Trump et le Moyen-Orient : tout changer pour que rien ne change.

 

Les relations officielles américano-russes concernent la politique de ces états au jour le jour. Côté américain, elles sont menées par l'exécutif, qui joue à chaque instant sa crédibilité, et orchestre l'action des relais sur l'opinion publique, que sont la presse, les médias, et les think tanks.

Sa réussite, ou son échec, est sanctionnée lors des élections, dont les résultats justifient la continuité ou l'abandon de la posture politique officielle.

 

Côté russe, cela concerne la propagande de l’État, mais aussi les prises de position de V. Poutine, dans lesquelles les Occidentaux s'efforcent, à tort, de ne voir que des déclarations de propagande.

 

Les relations réelles reposent sur l'analyse des intérêts profonds des nations américaine et russe, qui sont faites par le CFR pour la première, et le SFB pour la seconde.

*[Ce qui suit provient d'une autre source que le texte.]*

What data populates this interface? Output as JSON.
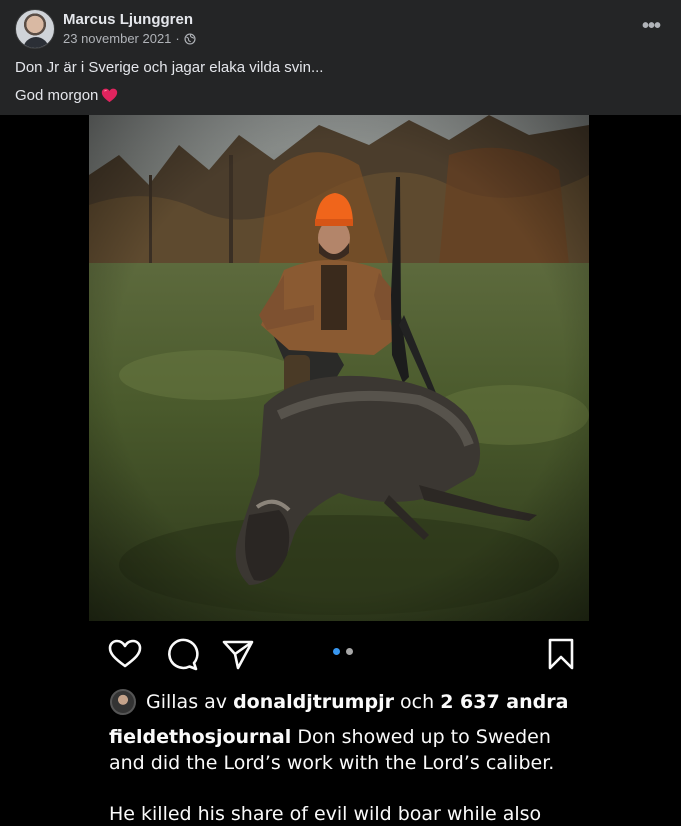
{
  "post": {
    "author": "Marcus Ljunggren",
    "date": "23 november 2021",
    "separator": "·",
    "privacy_icon": "globe-icon",
    "more_label": "•••",
    "text_line1": "Don Jr är i Sverige och jagar elaka vilda svin...",
    "text_line2": "God morgon"
  },
  "instagram": {
    "image": "man in orange cap kneeling with rifle behind a dead wild boar in a grassy field",
    "actions": [
      "heart-icon",
      "comment-icon",
      "share-icon",
      "bookmark-icon"
    ],
    "carousel": {
      "active_index": 0,
      "count": 2,
      "active_color": "#3897f0",
      "inactive_color": "#a8a8a8"
    },
    "likes": {
      "prefix": "Gillas av",
      "user": "donaldjtrumpjr",
      "conj": "och",
      "count": "2 637 andra"
    },
    "caption": {
      "username": "fieldethosjournal",
      "text": "Don showed up to Sweden and did the Lord’s work with the Lord’s caliber.",
      "text2": "He killed his share of evil wild boar while also"
    }
  },
  "colors": {
    "fb_bg": "#242526",
    "ig_bg": "#000000",
    "text": "#e4e6eb",
    "secondary": "#b0b3b8"
  }
}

C'est cette distinction qui m'avait permis de penser, en 2013, alors que F. Hollande était à 24 heures d'attaquer la Syrie, que « Bachar Al Assad venait de gagner la guerre ».
En effet : a) en aucun cas l'enjeu syrien ne pouvait justifier une guerre totale entre la Russie et les USA ;

b) si d'aventure les États-Unis avaient voulu se saisir du prétexte de la guerre syrienne pour attaquer la Russie, ils l'auraient fait dans des conditions où ils auraient du affronter une coalition Russie-Chine et sans doute Inde. Le CFR est trop mature pour se permettre une pareille bévue.

 

Dans la situation actuelle, les USA semblent changer d'attitude vis à vis de la Russie. En fait, les intérêts profonds américain et russe n'ont pas changés. Ce n'est que la façon de les défendre qui a évolué, et, pour la crédibilité de la démocratie, les États-Unis se sont doté d'une nouvelle équipe dirigeante (Trump a choisi comme responsable du Renseignement l'ancien général, patron du Renseignement militaire, le DIA, que B. Obama avait licencié il y a deux ans car il ne cautionnait pas la politique des USA au Moyen-Orient).

 

Toute action de propagande étant écartée, ce qui semble réellement nouveau, c'est que les USA semblent accepter que la Russie accède aux mers chaudes (Erdogan a du souci à se faire) et que cette dernière consente en échange à une partition de l'Ukraine.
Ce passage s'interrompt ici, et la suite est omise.